Blue Sapphire: September Birthstone
Blue sapphire is considered a primary color gemstone; the purer the primary hue, the more valuable the gemstone. Named from the Greek word sappheiros meaning blue, sapphires have been highly priced gemstones since 800 BC. Rulers of ancient Persia believed the sky was painted blue by their reflections and in the antiquity, kings and queens thought that blue sapphires protected their owners from envy and harm.
Sapphire is the birthstone for September and the zodiac gemstone for Taurus. Sapphires belong to the same mineral species as rubies, called corundum. Except for Red Corundum, which is Ruby, all other colors of Corundum are Sapphires. . Blue is considered Sapphire’s “true” color and the one most often recognized. Sapphires also come in violet, dark gray, orange, yellow, pink, green and black, which tends to be relatively inexpensive. These different colored sapphires are referred to as “fancy sapphires” and are often less expensive than the blue ones, yet equally as beautiful and a fine alternative to blue. A rare colored kind of sapphire is called “Padparadscha,” which means “Lotus color.” It is the only color sapphire given its own name besides the ruby. This stone is orange and pink simultaneously and can be very expensive.
Blue Sapphires hold their blue color from the combination of two chemical elements, iron and titanium. Blue Sapphire ranges in hue from pale to deep azure or dark royal blue, to indigo, with the most highly desired color being the velvety cornflower blue, also called Kashmir or bleu de roi. Burma and Sri Lanka have beautiful sapphires too. They are also found in Thailand, Cambodia, Australia and East African countries like Madagascar and Nigeria. Unheated sapphires in royal blue color, in fine quality fetch the highest premium of all. Today many women wear sapphire because the calming nature of the blue colour associated with trust, loyalty and inner peace. They also range widely in colour from very pale blue to more intense royal blue, to very dark midnight blue. For this reason, they make a very versatile alternative engagement ring.
Blue sapphires that are eye-clean or entirely free of inclusions are uncommon, especially in larger sizes. However, blue sapphires with some internal inclusions are still highly valued, as long as the inclusions do not reduce brilliance, obscure color, or otherwise detract from the gemstone’s beauty. Blue sapphires of one-carat weight or more are not usually cut to calibrated sizes or standard shapes. Each gemstone is shaped to maximize the color and weight of the gemstone.

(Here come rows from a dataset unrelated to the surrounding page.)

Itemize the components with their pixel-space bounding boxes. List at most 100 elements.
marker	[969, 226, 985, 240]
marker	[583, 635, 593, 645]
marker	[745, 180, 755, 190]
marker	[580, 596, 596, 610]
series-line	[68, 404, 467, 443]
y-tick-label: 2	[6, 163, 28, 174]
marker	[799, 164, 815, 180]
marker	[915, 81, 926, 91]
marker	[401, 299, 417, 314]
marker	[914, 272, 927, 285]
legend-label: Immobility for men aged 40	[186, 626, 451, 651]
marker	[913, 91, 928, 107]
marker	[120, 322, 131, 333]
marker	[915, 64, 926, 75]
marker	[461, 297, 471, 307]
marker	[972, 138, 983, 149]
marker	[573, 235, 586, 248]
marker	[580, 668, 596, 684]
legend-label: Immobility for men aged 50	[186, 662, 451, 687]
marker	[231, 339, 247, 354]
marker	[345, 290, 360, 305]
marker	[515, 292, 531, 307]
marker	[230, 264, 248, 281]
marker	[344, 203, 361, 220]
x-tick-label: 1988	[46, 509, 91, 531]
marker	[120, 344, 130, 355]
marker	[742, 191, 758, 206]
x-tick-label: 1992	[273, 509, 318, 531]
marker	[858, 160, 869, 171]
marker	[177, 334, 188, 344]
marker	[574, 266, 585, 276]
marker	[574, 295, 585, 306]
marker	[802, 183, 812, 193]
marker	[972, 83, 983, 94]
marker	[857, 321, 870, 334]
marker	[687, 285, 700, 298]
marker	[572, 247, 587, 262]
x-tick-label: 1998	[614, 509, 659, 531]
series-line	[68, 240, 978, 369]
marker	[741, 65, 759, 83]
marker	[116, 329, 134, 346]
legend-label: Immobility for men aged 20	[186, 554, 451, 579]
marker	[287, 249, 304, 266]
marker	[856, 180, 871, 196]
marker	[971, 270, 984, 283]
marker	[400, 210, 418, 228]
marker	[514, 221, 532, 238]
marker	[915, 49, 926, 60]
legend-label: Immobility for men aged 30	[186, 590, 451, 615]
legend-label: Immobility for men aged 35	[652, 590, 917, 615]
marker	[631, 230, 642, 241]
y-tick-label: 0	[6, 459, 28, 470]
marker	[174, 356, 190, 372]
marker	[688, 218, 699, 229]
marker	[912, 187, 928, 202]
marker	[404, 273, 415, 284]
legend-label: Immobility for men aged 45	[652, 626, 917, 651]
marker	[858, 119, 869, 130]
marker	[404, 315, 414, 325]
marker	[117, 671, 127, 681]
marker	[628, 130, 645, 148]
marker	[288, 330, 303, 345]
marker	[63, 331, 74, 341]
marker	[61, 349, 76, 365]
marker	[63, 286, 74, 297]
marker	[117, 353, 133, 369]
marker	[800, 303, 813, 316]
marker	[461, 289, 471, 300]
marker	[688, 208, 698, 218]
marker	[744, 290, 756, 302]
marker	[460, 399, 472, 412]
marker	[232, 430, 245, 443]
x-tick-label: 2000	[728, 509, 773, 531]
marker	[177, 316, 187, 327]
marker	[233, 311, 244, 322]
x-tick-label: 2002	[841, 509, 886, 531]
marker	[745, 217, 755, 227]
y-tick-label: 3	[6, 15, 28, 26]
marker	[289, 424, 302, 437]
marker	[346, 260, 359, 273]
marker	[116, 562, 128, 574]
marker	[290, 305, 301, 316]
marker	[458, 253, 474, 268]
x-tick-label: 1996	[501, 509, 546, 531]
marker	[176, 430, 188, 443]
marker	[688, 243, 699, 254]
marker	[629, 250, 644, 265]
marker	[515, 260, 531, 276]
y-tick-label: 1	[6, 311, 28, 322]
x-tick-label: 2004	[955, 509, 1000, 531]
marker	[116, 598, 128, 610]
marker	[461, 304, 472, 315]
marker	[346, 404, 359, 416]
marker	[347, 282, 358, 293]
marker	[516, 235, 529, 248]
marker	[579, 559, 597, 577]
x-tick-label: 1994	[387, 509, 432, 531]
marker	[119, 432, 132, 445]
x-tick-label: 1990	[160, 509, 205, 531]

Heat treatment and diffusion make attractive blue sapphires out of common corundum that would have little or no value without treatment. Heat treatment is widely used in the international sapphire market, and it is estimated that well over 90 percent of all blue sapphire in the market today has been subject to heat treatment. Diffusion treatment is far more controversial, and diffusion-treated blue sapphires sell for much less than those which have only been heat-treated. Silk inclusions are also acceptable in blue sapphires, as long as they are not so dense as to compromise color or brilliance. In fact, the presence of silk inclusions shows that the sapphire is unheated, and this can increase the value of a sapphire.
In blue sapphires, cutting can influence color in surprising ways. Sapphires are dichroic gemstone, meaning their color varies depending on the angle from which it is viewed. Viewed in one direction, most blue sapphires appear blue to violet-blue. From another direction, they will appear slightly greenish blue. A skilled cutter will orient their gemstone so that the blue to violet-blue color shows through the finished gem’s crown.